Ahh, Puzzle Bobble. I don't think I've ever played you. Played plenty of 'homages' to you, a fair few rip-offs, and probably a few adult-themed variations of you, but I don't think I've ever played the original Puzzle Bobble.
Not that there's much difference in any of these games, though, bar the skin slapped on top of them, the sound effects coming out of them and the degree to which the developers have gone power-up mad - thankfully not the case with the original arcade game.
Let's just chill and pop some bubbles, shall we?
Fun Times
This looks easy, doesn't it? Move a giant arrow left and right to launch some balls up the screen, and when enough of the same colour stick together they pop and score you some points. If a ball isn't stuck to a wall, it's no longer your concern but part of your high score. So simple a child coul-
Help.
Frustrations
Yes, the joy of Puzzle Bobble comes from it being so damn simple to understand but so painfully annoying to get right. Want to know what the first colour ball I had was in that shot? Yeah, it was grey. Want to know where I wanted to put it? Yeah, not in the corner...

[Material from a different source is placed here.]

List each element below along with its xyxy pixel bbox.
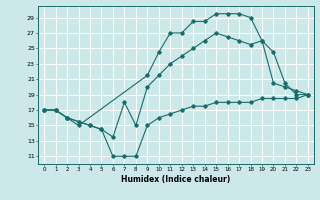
X-axis label: Humidex (Indice chaleur): Humidex (Indice chaleur) xyxy=(121,175,231,184)
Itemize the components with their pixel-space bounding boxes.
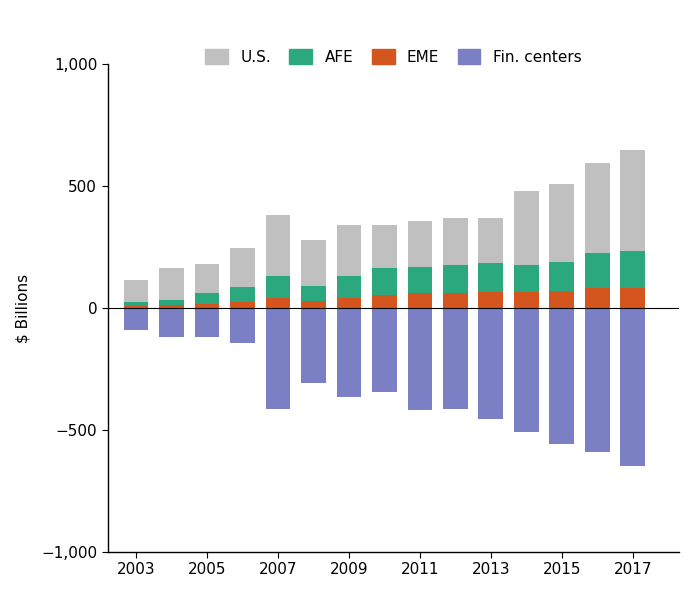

The worst thing you can do in this game is panic because it's often a one-way ticket to losing the round. Panicking means you don't line up your shots properly, or you time them badly. Sometimes, a shot you were absolutely sure you had goes awry, and, caught unawares, the follow-up shot you just shot is now blocked from reaching its intended target, and now the roof is descending and Bub and Bob are looking alarmed and you don't know what to do and there's another misplaced shot what are you doing?!
Puzzle Bobble can be like that. And it's great.
Final Word
Single player, competitive multiplayer, whatever floats your boat, Puzzle Bobble will offer you some good times. The best games are the simple ones, the almost mindless ones that deceive players into thinking they are child's play.

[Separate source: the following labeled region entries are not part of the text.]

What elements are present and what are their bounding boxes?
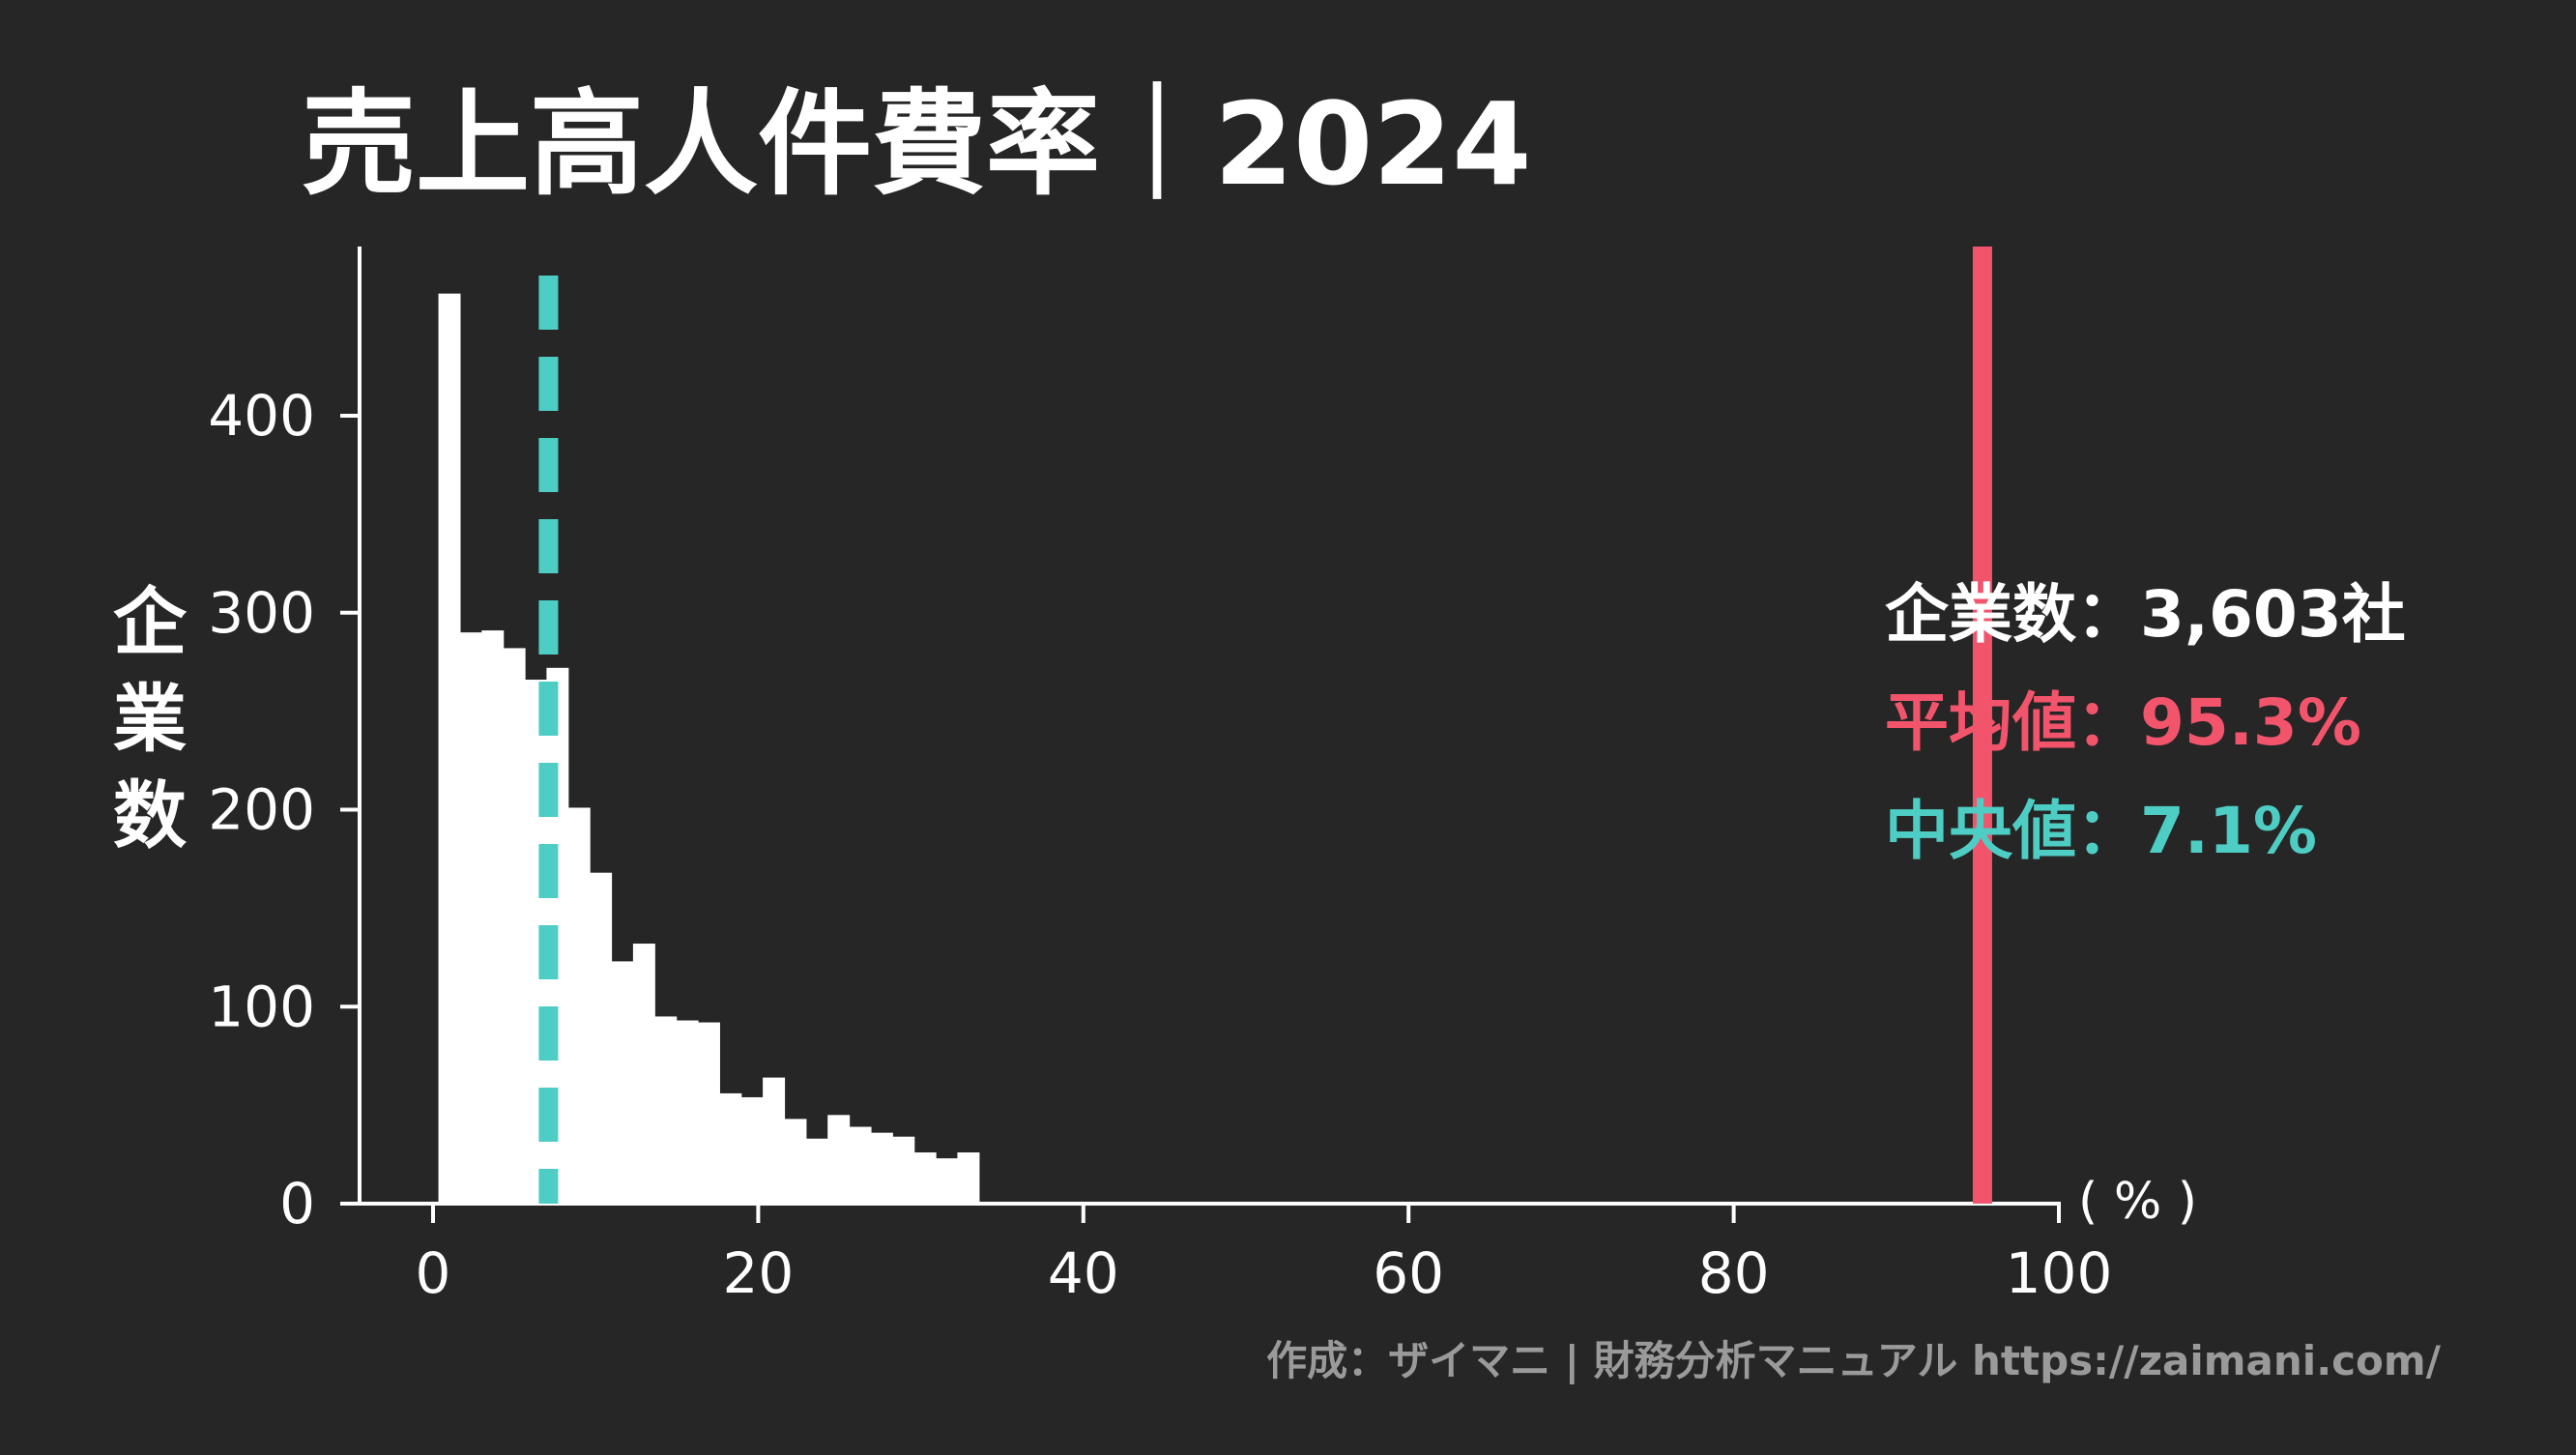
y-tick-label: 0	[279, 1171, 315, 1237]
histogram-bar	[503, 648, 526, 1204]
y-axis-label-char: 数	[113, 772, 187, 858]
y-tick-label: 100	[208, 974, 315, 1039]
credit-text: 作成：ザイマニ | 財務分析マニュアル https://zaimani.com/	[1266, 1337, 2442, 1384]
y-tick-label: 400	[208, 383, 315, 449]
count-stat: 企業数：3,603社	[1885, 577, 2406, 652]
histogram-bar	[719, 1092, 742, 1204]
axes: 0 20 40 60 80 100 0 100 200 300 400	[208, 247, 2112, 1306]
median-value: 7.1%	[2140, 794, 2317, 868]
histogram-bar	[913, 1152, 937, 1204]
histogram-bar	[827, 1115, 851, 1204]
y-axis-label: 企業数	[113, 579, 188, 858]
histogram-bar	[849, 1126, 872, 1204]
x-tick-label: 0	[416, 1240, 451, 1306]
y-axis-label-char: 業	[113, 676, 187, 762]
mean-stat: 平均値：95.3%	[1885, 685, 2361, 760]
histogram-bars	[438, 293, 980, 1205]
count-separator: ：	[2076, 577, 2140, 652]
histogram-bar	[763, 1077, 786, 1204]
histogram-bar	[611, 961, 634, 1204]
histogram-bar	[438, 293, 461, 1204]
y-axis-label-char: 企	[113, 579, 188, 665]
histogram-bar	[481, 630, 505, 1204]
median-separator: ：	[2076, 794, 2140, 868]
histogram-bar	[784, 1119, 807, 1204]
x-tick-label: 80	[1698, 1240, 1770, 1306]
x-axis-label: ( % )	[2078, 1173, 2197, 1231]
histogram-bar	[936, 1158, 959, 1204]
x-tick-label: 20	[722, 1240, 794, 1306]
mean-value: 95.3%	[2140, 685, 2361, 760]
x-tick-label: 60	[1373, 1240, 1444, 1306]
chart-title: 売上高人件費率｜2024	[302, 77, 1531, 211]
histogram-bar	[892, 1136, 915, 1204]
histogram-bar	[805, 1138, 828, 1204]
count-label: 企業数	[1885, 577, 2076, 652]
mean-label: 平均値	[1885, 685, 2076, 760]
histogram-bar	[740, 1096, 764, 1204]
mean-separator: ：	[2076, 685, 2140, 760]
median-label: 中央値	[1885, 794, 2076, 868]
histogram-bar	[676, 1020, 699, 1204]
x-tick-label: 40	[1048, 1240, 1119, 1306]
stats-annotation: 企業数：3,603社 平均値：95.3% 中央値：7.1%	[1885, 577, 2406, 868]
y-tick-label: 200	[208, 777, 315, 843]
histogram-bar	[567, 807, 591, 1204]
histogram-bar	[459, 632, 482, 1205]
y-tick-label: 300	[208, 580, 315, 646]
histogram-bar	[632, 944, 655, 1204]
count-value: 3,603社	[2140, 577, 2406, 652]
reference-lines	[538, 247, 1992, 1204]
x-tick-label: 100	[2006, 1240, 2113, 1306]
histogram-bar	[698, 1022, 720, 1204]
histogram-bar	[654, 1016, 678, 1204]
median-stat: 中央値：7.1%	[1885, 794, 2317, 868]
histogram-bar	[870, 1132, 893, 1204]
histogram-bar	[590, 872, 613, 1204]
histogram-bar	[957, 1152, 980, 1204]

Some of those games take on cartoony visuals and happy music in order to lull us into a false sense of security, before revealing themselves to be rock hard and nightmare inducing.
Puzzle Bobble, in contrast, just looks bright and cheery because nobody would be a bubble popping game that wasn't, and is hard not necessarily because of devious layouts or dodgy physics, but because it reveals us to be the impatient, overconfident arseholes that we are. That some of us are.
If you've not played it, or anything like it before, where have you been? Go track down aaaany instance of it, official or not, and have fun. Frustrating fun.
Fun Facts
The US version, titled Bust a Move, included antidrug and antilittering messages. Obviously.
Puzzle Bobble, developed by Taito Corporation, first released in 1994.
Version played: Arcade, 1994, via emulation.